Rosa trabalhava para Zé Pedro desde o primeiro dia. Contratara-a por anúncio. Nunca mais o
deixara, e ainda bem, porque, hoje em dia, não saberia o que fazer sem ela. Rosa era uma
solteirona desempoeirada, de idade indefinida. Zé Pedro calculava que ela andaria pelos
cinquenta e cinco, mas era apenas uma suspeita. Apesar de se conhecerem há dez anos, nunca
estivera em casa dela e, tirando um ou outro almoço ou a troca de presentes simbólicos no
Natal, não conviviam socialmente. Mas Rosa fazia-lhe companhia na livraria e Zé Pedro
gostava dela como de uma verdadeira amiga. Talvez por ser mais velha e por nunca ter casado
nem ter tido filhos, havia em Rosa uma certa condescendência maternal para com ele, que de
todo o incomodava.
Atravessou a livraria, passando por entre as duas bancadas centrais e o balcão, e abriu a
porta de vidro opaco do gabinete.

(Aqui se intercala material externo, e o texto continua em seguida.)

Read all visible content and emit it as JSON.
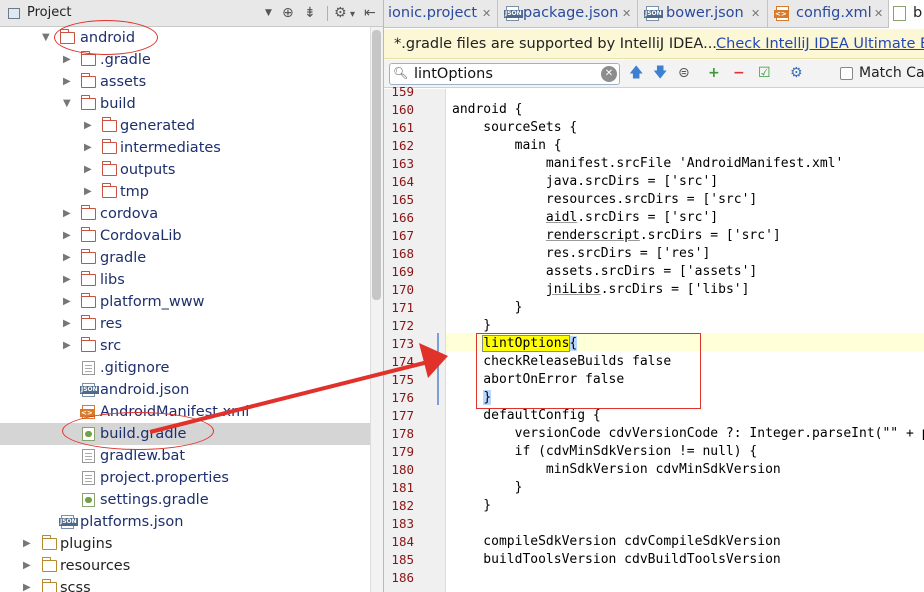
{
  "project_panel": {
    "title": "Project",
    "tree": [
      {
        "label": "android",
        "type": "folder",
        "level": 0,
        "expanded": true
      },
      {
        "label": ".gradle",
        "type": "folder",
        "level": 1,
        "expanded": false
      },
      {
        "label": "assets",
        "type": "folder",
        "level": 1,
        "expanded": false
      },
      {
        "label": "build",
        "type": "folder",
        "level": 1,
        "expanded": true
      },
      {
        "label": "generated",
        "type": "folder",
        "level": 2,
        "expanded": false
      },
      {
        "label": "intermediates",
        "type": "folder",
        "level": 2,
        "expanded": false
      },
      {
        "label": "outputs",
        "type": "folder",
        "level": 2,
        "expanded": false
      },
      {
        "label": "tmp",
        "type": "folder",
        "level": 2,
        "expanded": false
      },
      {
        "label": "cordova",
        "type": "folder",
        "level": 1,
        "expanded": false
      },
      {
        "label": "CordovaLib",
        "type": "folder",
        "level": 1,
        "expanded": false
      },
      {
        "label": "gradle",
        "type": "folder",
        "level": 1,
        "expanded": false
      },
      {
        "label": "libs",
        "type": "folder",
        "level": 1,
        "expanded": false
      },
      {
        "label": "platform_www",
        "type": "folder",
        "level": 1,
        "expanded": false
      },
      {
        "label": "res",
        "type": "folder",
        "level": 1,
        "expanded": false
      },
      {
        "label": "src",
        "type": "folder",
        "level": 1,
        "expanded": false
      },
      {
        "label": ".gitignore",
        "type": "file-txt",
        "level": 1
      },
      {
        "label": "android.json",
        "type": "file-json",
        "level": 1
      },
      {
        "label": "AndroidManifest.xml",
        "type": "file-xml",
        "level": 1
      },
      {
        "label": "build.gradle",
        "type": "file-gradle",
        "level": 1,
        "selected": true
      },
      {
        "label": "gradlew.bat",
        "type": "file-txt",
        "level": 1
      },
      {
        "label": "project.properties",
        "type": "file-txt",
        "level": 1
      },
      {
        "label": "settings.gradle",
        "type": "file-gradle",
        "level": 1
      },
      {
        "label": "platforms.json",
        "type": "file-json",
        "level": 0
      },
      {
        "label": "plugins",
        "type": "folder-tan",
        "level": -1,
        "expanded": false
      },
      {
        "label": "resources",
        "type": "folder-tan",
        "level": -1,
        "expanded": false
      },
      {
        "label": "scss",
        "type": "folder-tan",
        "level": -1,
        "expanded": false
      }
    ]
  },
  "tabs": [
    {
      "label": "ionic.project",
      "icon": "none",
      "active": false
    },
    {
      "label": "package.json",
      "icon": "json",
      "active": false
    },
    {
      "label": "bower.json",
      "icon": "json",
      "active": false
    },
    {
      "label": "config.xml",
      "icon": "xml",
      "active": false
    },
    {
      "label": "b",
      "icon": "gradle",
      "active": true
    }
  ],
  "banner": {
    "text": "*.gradle files are supported by IntelliJ IDEA...",
    "link": "Check IntelliJ IDEA Ultimate E"
  },
  "search": {
    "value": "lintOptions",
    "match_case_label": "Match Cas"
  },
  "code": {
    "line_numbers": [
      "159",
      "160",
      "161",
      "162",
      "163",
      "164",
      "165",
      "166",
      "167",
      "168",
      "169",
      "170",
      "171",
      "172",
      "173",
      "174",
      "175",
      "176",
      "177",
      "178",
      "179",
      "180",
      "181",
      "182",
      "183",
      "184",
      "185",
      "186"
    ],
    "lines": [
      "",
      "android {",
      "    sourceSets {",
      "        main {",
      "            manifest.srcFile 'AndroidManifest.xml'",
      "            java.srcDirs = ['src']",
      "            resources.srcDirs = ['src']",
      "            aidl.srcDirs = ['src']",
      "            renderscript.srcDirs = ['src']",
      "            res.srcDirs = ['res']",
      "            assets.srcDirs = ['assets']",
      "            jniLibs.srcDirs = ['libs']",
      "        }",
      "    }",
      "    lintOptions{",
      "    checkReleaseBuilds false",
      "    abortOnError false",
      "    }",
      "    defaultConfig {",
      "        versionCode cdvVersionCode ?: Integer.parseInt(\"\" + p",
      "        if (cdvMinSdkVersion != null) {",
      "            minSdkVersion cdvMinSdkVersion",
      "        }",
      "    }",
      "",
      "    compileSdkVersion cdvCompileSdkVersion",
      "    buildToolsVersion cdvBuildToolsVersion",
      ""
    ],
    "current_line": "173",
    "search_match": "lintOptions"
  },
  "colors": {
    "line_number": "#8a1414",
    "folder": "#c85340",
    "annotation_red": "#e0312a",
    "search_highlight": "#ffff00"
  }
}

Era um cubículo com uma secretária cheia de papéis, um
computador, um candeeiro metalizado e um armário com as prateleiras atulhadas de dossiês
antigos, empoeirados e inúteis.
Quando Zé Pedro se recostava na sua velha cadeira giratória de madeira e esticava os braços
para trás para se espreguiçar na intimidade, tocava com as mãos nas prateleiras. O gabinete era
tão pequeno que ele só o utilizava para escrever ao computador.
Atirou o casaco para cima de um caixote de livros que esperava destino, deixou-se cair na
cadeira e acendeu um cigarro a pensar em Mariana. Há quanto tempo é que eu não a via?, fez
contas à vida. Estava-se a chegar ao Verão de 2001... Desde Março de 1986, claro.